According to the method, firstly, according to the oven error information of at least one element on a PCB output by the oven AOI equipment, the SPI error information and/or the oven error information corresponding to the element of the PCB are/is obtained from the SPI equipment and the oven AOI equipment; secondly, generating a plurality of error rule records according to the furnace error information, the SPI error information and the furnace error information and preset error generation rules; and finally, carrying out classified statistics on each error rule record according to each fault type, determining a fault position according to the fault type and outputting the fault position and the fault type when the statistical result of one fault type meets the corresponding determination standard of the fault type. The method of the invention can quickly and accurately position the fault position and fault type, thereby improving the product quality and the automation level of the PCB production line.

According to an embodiment of the invention, a readable storage medium is provided, which stores a computer program which, when executed by a processor, performs the method steps of any of the embodiments of the invention.

Through the above description of the embodiments, those skilled in the art will clearly understand that each embodiment can be implemented by software plus a general hardware platform, and certainly can also be implemented by hardware.
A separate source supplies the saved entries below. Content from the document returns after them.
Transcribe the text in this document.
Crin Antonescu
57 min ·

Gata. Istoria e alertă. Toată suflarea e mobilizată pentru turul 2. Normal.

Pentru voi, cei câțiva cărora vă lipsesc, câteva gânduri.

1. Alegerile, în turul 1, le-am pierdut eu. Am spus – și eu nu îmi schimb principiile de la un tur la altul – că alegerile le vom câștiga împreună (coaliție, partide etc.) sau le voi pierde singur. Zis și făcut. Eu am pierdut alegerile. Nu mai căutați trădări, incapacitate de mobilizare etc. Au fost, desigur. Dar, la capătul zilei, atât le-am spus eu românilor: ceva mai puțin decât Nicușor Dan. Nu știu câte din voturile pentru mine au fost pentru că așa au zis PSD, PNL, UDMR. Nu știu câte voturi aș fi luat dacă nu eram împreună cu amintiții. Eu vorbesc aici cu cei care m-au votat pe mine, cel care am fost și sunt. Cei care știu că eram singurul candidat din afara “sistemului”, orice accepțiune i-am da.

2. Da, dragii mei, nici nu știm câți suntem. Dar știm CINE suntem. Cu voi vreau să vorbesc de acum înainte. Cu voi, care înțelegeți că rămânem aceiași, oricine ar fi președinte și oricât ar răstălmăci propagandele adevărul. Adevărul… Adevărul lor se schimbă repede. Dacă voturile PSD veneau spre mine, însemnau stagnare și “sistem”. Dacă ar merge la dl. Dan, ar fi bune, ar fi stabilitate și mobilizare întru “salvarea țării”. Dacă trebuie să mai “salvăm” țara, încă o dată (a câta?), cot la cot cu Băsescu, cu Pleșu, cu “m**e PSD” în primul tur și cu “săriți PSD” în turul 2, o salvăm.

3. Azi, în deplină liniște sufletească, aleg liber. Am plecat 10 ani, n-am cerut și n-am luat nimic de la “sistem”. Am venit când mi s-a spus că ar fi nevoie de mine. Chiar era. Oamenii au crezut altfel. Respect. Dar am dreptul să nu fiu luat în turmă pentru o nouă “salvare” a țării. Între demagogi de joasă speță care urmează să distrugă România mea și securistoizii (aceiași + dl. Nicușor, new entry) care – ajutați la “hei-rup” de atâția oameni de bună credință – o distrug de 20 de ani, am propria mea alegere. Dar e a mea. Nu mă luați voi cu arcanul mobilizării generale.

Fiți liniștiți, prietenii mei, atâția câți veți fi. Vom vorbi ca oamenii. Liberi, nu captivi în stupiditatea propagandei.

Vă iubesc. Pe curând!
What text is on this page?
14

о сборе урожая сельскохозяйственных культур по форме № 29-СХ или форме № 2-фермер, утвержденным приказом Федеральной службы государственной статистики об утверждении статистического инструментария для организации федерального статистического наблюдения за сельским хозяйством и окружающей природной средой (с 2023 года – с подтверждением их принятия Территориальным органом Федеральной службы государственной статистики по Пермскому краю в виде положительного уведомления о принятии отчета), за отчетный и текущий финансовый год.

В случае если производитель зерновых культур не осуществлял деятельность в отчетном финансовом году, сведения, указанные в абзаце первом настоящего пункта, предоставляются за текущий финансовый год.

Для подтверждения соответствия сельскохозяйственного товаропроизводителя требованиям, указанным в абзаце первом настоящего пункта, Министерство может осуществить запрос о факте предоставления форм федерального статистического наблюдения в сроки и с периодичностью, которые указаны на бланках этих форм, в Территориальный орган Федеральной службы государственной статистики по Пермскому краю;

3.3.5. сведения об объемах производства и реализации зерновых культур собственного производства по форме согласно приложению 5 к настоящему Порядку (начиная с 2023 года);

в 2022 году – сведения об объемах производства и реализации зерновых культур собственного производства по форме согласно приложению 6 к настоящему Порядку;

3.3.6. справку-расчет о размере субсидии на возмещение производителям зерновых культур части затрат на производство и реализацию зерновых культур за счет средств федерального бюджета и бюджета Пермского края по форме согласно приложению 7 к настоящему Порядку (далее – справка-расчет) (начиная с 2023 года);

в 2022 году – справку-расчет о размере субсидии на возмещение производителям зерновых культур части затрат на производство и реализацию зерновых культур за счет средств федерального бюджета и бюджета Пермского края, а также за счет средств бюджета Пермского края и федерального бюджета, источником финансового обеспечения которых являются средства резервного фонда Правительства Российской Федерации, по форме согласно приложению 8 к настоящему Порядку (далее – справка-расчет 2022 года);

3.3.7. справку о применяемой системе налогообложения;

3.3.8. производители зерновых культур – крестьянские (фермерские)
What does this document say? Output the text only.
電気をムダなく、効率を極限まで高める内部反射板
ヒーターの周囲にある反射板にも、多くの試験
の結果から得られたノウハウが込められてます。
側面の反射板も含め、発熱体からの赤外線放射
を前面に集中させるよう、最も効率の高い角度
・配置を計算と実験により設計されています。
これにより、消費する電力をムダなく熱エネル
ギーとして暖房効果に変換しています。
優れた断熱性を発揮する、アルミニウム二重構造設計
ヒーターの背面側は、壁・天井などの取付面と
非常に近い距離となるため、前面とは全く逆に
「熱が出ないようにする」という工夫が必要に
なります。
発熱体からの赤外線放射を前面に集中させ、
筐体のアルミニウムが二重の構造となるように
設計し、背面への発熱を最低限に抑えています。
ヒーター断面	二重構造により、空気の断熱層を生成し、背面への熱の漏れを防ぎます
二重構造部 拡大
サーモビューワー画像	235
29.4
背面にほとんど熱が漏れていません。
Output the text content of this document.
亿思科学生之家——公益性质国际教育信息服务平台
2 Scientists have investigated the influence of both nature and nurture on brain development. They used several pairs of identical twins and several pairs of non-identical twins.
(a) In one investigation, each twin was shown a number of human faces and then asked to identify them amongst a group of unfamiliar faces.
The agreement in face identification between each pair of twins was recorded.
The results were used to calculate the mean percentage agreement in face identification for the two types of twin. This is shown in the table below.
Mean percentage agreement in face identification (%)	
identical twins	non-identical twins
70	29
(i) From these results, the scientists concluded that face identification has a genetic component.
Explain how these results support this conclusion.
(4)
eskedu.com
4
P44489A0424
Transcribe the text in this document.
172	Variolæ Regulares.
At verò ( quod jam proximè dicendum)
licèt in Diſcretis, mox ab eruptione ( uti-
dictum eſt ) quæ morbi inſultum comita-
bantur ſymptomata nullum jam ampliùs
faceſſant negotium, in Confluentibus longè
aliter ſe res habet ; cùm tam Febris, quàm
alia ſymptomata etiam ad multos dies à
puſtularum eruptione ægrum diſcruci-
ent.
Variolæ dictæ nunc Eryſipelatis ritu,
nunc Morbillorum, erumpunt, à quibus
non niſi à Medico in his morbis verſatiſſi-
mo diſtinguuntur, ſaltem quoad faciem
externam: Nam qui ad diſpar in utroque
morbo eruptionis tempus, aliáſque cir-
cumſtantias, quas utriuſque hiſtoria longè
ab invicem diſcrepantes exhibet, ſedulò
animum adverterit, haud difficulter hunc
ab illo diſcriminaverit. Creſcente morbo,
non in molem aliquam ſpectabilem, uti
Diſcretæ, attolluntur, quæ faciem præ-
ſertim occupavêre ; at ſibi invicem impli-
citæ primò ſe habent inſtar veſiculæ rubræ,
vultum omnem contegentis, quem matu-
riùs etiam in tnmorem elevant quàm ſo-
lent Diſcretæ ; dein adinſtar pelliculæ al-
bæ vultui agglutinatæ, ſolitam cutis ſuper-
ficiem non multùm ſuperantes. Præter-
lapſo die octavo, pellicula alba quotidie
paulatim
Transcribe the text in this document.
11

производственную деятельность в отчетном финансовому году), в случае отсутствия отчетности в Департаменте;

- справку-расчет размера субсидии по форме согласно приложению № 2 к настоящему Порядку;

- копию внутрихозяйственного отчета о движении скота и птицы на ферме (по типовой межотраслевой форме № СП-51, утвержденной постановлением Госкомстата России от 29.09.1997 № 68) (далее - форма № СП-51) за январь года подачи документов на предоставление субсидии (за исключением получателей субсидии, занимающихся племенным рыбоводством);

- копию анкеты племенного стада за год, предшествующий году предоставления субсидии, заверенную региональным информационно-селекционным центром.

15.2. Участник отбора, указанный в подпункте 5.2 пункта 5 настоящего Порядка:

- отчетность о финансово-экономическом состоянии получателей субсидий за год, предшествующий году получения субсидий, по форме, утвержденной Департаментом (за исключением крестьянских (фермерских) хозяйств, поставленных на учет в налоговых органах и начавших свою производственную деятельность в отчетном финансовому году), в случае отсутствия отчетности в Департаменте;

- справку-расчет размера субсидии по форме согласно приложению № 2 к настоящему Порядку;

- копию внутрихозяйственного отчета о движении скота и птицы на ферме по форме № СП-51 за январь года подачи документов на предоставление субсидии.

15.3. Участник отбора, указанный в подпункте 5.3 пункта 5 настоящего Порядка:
Based on such understanding, the technical solutions mentioned above may be embodied in the form of a software product, which may be stored in a readable storage medium, such as a ROM/RAM, a magnetic disk, an optical disk, etc., and includes instructions for causing a computer device (which may be a personal computer, a server, or a network device, etc.) to execute the method according to the embodiments or some parts of the embodiments.

Finally, it should be noted that: the above examples are only intended to illustrate the technical solution of the present invention, but not to limit it; within the idea of the invention, also technical features in the above embodiments or in different embodiments may be combined, steps may be implemented in any order, and there are many other variations of the different aspects of the invention as described above, which are not provided in detail for the sake of brevity; although the present invention has been described in detail with reference to the foregoing embodiments, it will be understood by those of ordinary skill in the art that: the technical solutions described in the foregoing embodiments may still be modified, or some technical features may be equivalently replaced; and the modifications or the substitutions do not make the essence of the corresponding technical solutions depart from the scope of the technical solutions of the embodiments of the present application.